How Natural Remedies Compare to Medications
The WHO recommends albendazole and mebendazole as standard treatments for soil-transmitted worm infections. These medications are inexpensive, effective in a single dose, and simple enough that non-medical personnel like teachers administer them in mass deworming campaigns. For protozoan infections like giardia, prescription antiparasitics are the standard of care.
Papaya seeds in the Nigerian trial approached pharmaceutical-level clearance rates for several species, which is genuinely impressive for a food-based remedy. Garlic showed strong results against pinworms specifically. But no natural remedy has been tested across the range of parasites, populations, and infection severities that standard medications have. If you have a confirmed heavy infection, are losing weight, see blood in your stool, or have symptoms lasting more than two weeks, pharmaceutical treatment is more reliable and faster-acting.
A Practical Approach
If you want to try natural deworming, papaya seeds mixed with honey have the best human evidence behind them. Raw garlic is a reasonable addition, especially if pinworms are the concern. Both are foods with well-understood safety profiles, and both showed meaningful parasite clearance in studies.
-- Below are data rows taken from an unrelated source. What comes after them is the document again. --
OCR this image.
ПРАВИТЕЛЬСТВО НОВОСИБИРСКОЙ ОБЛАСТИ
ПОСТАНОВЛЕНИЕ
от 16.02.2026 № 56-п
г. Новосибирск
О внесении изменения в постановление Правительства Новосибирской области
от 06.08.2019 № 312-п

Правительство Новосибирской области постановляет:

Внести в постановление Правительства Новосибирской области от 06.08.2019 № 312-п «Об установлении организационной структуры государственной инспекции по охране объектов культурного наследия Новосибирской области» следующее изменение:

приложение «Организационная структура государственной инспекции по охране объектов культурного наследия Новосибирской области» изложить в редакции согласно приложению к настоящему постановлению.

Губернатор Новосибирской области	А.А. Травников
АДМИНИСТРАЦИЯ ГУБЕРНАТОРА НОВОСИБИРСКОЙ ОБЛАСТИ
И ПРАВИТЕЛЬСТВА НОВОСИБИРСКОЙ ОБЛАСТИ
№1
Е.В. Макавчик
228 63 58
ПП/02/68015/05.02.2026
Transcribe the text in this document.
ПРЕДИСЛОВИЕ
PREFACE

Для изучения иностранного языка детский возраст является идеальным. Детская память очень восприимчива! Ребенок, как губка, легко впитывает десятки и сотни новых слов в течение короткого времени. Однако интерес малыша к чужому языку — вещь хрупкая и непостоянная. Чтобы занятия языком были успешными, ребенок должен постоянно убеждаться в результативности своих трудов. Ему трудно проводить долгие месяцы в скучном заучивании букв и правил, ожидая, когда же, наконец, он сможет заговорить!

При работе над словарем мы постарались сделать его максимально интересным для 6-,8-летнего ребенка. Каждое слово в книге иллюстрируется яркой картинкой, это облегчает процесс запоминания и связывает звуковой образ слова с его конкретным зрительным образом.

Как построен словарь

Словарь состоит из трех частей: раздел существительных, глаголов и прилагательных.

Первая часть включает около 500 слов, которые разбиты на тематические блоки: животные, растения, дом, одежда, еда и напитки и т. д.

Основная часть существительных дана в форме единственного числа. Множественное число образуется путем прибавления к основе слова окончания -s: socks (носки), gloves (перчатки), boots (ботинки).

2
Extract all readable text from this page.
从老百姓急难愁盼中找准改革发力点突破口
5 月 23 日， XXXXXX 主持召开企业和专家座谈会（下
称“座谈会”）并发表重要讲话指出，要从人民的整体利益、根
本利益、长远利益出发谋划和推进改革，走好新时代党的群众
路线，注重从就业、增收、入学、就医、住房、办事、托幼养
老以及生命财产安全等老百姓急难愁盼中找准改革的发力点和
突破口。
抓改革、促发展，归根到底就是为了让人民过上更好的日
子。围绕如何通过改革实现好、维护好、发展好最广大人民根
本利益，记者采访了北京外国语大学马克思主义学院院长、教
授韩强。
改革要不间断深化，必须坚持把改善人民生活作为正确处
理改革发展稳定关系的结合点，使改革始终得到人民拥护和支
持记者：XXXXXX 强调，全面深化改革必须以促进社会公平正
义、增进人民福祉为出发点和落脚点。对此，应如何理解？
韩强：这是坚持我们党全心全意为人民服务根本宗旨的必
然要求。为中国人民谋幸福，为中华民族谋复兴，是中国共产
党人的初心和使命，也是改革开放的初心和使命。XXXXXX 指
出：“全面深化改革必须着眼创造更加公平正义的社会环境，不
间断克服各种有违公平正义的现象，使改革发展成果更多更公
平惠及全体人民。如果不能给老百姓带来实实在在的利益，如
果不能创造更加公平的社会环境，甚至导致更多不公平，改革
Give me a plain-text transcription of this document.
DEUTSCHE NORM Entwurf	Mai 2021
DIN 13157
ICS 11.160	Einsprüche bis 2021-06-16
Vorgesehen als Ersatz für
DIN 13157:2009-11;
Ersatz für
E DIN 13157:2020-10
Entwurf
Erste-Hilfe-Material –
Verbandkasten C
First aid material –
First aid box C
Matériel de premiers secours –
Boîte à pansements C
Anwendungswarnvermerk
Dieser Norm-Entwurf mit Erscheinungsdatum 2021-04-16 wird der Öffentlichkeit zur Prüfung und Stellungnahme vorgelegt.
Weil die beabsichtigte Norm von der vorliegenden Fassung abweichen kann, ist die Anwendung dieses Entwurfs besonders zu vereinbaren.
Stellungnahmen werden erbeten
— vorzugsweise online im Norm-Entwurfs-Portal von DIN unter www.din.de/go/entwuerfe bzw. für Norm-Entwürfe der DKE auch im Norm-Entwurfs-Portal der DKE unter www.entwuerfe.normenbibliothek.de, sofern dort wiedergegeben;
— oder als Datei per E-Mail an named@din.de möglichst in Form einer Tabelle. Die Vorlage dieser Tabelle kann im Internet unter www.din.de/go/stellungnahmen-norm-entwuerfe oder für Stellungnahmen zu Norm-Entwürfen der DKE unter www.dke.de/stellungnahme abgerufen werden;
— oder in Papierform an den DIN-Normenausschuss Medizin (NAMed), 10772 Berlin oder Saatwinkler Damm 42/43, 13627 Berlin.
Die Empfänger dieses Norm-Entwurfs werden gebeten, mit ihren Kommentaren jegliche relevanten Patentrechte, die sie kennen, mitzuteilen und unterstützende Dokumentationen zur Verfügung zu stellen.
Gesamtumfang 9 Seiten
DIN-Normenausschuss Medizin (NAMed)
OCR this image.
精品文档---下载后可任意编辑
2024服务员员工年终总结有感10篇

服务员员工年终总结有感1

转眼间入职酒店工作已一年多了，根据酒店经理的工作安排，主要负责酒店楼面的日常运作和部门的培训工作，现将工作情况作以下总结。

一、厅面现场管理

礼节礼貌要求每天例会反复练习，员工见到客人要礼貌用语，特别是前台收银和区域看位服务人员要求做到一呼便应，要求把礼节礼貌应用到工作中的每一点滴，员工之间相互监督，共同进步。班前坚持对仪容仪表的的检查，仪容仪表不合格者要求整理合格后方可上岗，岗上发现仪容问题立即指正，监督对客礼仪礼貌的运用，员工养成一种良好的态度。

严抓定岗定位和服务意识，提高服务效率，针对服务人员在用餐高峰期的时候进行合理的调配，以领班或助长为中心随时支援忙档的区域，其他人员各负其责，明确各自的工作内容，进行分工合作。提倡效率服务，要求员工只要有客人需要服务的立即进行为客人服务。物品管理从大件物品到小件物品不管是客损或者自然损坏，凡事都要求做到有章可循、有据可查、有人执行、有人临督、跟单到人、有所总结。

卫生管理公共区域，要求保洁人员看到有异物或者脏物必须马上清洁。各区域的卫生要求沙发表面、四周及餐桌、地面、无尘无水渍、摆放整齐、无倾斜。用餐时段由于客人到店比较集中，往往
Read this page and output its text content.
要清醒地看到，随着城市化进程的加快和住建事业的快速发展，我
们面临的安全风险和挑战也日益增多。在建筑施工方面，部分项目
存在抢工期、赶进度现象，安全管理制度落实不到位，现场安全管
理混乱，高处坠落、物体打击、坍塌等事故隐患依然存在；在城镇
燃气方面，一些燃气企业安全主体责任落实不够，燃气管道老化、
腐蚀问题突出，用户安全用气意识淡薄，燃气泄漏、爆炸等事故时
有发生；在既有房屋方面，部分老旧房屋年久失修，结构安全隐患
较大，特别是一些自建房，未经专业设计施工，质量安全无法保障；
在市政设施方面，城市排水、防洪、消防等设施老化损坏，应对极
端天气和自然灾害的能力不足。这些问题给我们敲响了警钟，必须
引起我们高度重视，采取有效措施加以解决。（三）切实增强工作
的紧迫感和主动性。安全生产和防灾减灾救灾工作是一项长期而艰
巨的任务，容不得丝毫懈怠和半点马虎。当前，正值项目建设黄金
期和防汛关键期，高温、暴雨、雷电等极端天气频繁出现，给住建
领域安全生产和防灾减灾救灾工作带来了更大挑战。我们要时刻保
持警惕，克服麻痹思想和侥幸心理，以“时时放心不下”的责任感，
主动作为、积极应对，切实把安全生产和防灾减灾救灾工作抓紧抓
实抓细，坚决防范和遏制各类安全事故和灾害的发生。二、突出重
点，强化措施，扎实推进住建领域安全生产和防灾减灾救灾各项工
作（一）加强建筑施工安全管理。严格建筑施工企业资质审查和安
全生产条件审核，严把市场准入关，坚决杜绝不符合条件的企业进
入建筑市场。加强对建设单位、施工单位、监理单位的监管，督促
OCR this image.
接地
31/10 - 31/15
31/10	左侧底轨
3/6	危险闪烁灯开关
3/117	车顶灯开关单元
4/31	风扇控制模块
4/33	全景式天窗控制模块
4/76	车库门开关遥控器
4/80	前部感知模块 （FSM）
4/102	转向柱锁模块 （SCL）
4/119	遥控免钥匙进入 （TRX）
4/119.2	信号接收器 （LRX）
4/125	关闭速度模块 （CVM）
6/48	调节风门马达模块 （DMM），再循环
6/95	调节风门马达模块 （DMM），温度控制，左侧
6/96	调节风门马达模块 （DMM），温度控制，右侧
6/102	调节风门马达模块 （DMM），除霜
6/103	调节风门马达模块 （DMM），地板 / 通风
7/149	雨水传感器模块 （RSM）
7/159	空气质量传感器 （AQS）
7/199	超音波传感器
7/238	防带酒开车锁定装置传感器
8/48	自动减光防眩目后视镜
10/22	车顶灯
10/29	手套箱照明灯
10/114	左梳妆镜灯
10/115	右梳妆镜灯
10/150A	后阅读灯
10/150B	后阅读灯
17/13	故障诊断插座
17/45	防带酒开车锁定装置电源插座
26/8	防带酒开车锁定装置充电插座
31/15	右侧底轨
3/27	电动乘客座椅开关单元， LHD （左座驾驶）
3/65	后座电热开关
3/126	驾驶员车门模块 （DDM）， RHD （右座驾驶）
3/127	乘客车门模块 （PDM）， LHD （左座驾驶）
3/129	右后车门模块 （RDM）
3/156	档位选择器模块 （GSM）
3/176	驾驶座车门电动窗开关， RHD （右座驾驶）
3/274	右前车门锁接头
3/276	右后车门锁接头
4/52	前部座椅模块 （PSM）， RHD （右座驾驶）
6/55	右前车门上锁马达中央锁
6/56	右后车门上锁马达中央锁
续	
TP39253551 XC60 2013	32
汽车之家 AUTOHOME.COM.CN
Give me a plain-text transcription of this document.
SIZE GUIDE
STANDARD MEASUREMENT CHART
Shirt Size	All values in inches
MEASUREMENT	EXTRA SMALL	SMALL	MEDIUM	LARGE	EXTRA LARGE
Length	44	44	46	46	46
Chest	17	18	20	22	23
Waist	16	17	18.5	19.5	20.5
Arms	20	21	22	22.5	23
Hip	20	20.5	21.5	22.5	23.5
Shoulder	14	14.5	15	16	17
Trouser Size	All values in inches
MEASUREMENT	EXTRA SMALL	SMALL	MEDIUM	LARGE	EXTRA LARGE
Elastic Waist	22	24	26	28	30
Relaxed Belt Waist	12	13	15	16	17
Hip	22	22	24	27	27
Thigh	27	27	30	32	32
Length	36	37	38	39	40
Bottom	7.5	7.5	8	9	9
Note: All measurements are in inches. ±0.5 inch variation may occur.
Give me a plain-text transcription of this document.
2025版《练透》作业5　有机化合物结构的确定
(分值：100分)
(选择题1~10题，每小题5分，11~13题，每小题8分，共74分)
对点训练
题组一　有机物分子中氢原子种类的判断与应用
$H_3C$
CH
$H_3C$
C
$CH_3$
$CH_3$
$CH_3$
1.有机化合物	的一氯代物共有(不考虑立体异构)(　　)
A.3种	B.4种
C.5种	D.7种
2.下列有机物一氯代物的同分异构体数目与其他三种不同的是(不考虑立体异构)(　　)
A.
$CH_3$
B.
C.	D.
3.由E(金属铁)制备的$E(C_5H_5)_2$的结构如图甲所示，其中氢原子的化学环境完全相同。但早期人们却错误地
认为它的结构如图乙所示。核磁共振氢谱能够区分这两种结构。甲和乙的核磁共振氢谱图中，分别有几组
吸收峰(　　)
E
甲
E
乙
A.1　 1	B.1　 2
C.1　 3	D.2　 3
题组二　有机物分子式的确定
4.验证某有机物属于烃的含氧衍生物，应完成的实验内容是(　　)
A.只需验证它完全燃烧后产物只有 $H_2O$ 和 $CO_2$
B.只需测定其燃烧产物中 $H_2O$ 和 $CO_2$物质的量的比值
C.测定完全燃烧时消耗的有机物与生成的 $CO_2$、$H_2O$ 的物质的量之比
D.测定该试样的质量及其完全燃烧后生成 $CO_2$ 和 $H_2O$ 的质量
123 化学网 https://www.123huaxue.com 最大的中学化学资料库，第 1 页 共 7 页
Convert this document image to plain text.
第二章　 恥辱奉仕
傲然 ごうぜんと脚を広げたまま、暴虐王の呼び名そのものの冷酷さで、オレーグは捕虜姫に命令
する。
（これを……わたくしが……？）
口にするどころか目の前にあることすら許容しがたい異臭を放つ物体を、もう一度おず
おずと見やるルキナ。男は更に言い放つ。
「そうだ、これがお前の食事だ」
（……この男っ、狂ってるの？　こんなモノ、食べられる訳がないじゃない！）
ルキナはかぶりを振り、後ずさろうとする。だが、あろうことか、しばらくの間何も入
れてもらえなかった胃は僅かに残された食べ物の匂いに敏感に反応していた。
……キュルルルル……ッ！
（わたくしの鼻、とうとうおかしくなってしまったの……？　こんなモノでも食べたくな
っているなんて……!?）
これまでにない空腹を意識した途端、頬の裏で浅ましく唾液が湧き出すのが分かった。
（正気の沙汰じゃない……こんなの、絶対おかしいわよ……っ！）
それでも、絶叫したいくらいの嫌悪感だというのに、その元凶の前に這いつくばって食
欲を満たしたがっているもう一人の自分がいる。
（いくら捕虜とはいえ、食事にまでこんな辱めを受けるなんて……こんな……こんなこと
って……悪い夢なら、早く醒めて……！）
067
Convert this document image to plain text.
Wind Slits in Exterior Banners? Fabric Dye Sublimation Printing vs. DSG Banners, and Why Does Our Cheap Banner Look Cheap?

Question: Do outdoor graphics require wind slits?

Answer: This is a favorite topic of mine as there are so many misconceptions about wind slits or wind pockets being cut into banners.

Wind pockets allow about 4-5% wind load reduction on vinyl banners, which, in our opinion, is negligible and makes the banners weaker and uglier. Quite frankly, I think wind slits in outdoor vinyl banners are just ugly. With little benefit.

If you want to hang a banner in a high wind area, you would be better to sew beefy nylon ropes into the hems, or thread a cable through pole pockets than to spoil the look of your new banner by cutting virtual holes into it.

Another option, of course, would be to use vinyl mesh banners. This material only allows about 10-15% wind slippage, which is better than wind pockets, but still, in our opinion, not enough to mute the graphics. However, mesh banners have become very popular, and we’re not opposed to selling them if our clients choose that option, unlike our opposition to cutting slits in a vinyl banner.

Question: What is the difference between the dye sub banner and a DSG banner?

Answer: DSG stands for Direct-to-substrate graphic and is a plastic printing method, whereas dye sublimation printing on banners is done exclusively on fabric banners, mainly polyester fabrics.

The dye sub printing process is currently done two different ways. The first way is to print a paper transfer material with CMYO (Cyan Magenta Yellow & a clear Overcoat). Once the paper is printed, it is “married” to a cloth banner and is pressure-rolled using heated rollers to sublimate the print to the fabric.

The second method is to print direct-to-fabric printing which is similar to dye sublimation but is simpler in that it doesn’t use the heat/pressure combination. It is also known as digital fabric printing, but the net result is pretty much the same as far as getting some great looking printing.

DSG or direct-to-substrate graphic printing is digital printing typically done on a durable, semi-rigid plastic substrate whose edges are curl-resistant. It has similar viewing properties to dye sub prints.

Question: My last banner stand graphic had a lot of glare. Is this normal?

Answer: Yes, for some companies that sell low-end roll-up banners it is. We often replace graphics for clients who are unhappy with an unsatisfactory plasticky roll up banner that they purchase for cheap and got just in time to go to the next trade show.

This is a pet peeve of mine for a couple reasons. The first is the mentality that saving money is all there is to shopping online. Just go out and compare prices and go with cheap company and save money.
Avoid concentrating unknown doses of plant compounds like juglone or thujone without clinical guidance. Skip diatomaceous earth for internal use since it passes through you without doing much. And get a stool test if your symptoms persist. Many people who suspect parasites actually have bacterial overgrowth, food intolerances, or inflammatory conditions that won’t respond to any antiparasitic, natural or otherwise. Knowing what you’re treating is half the battle.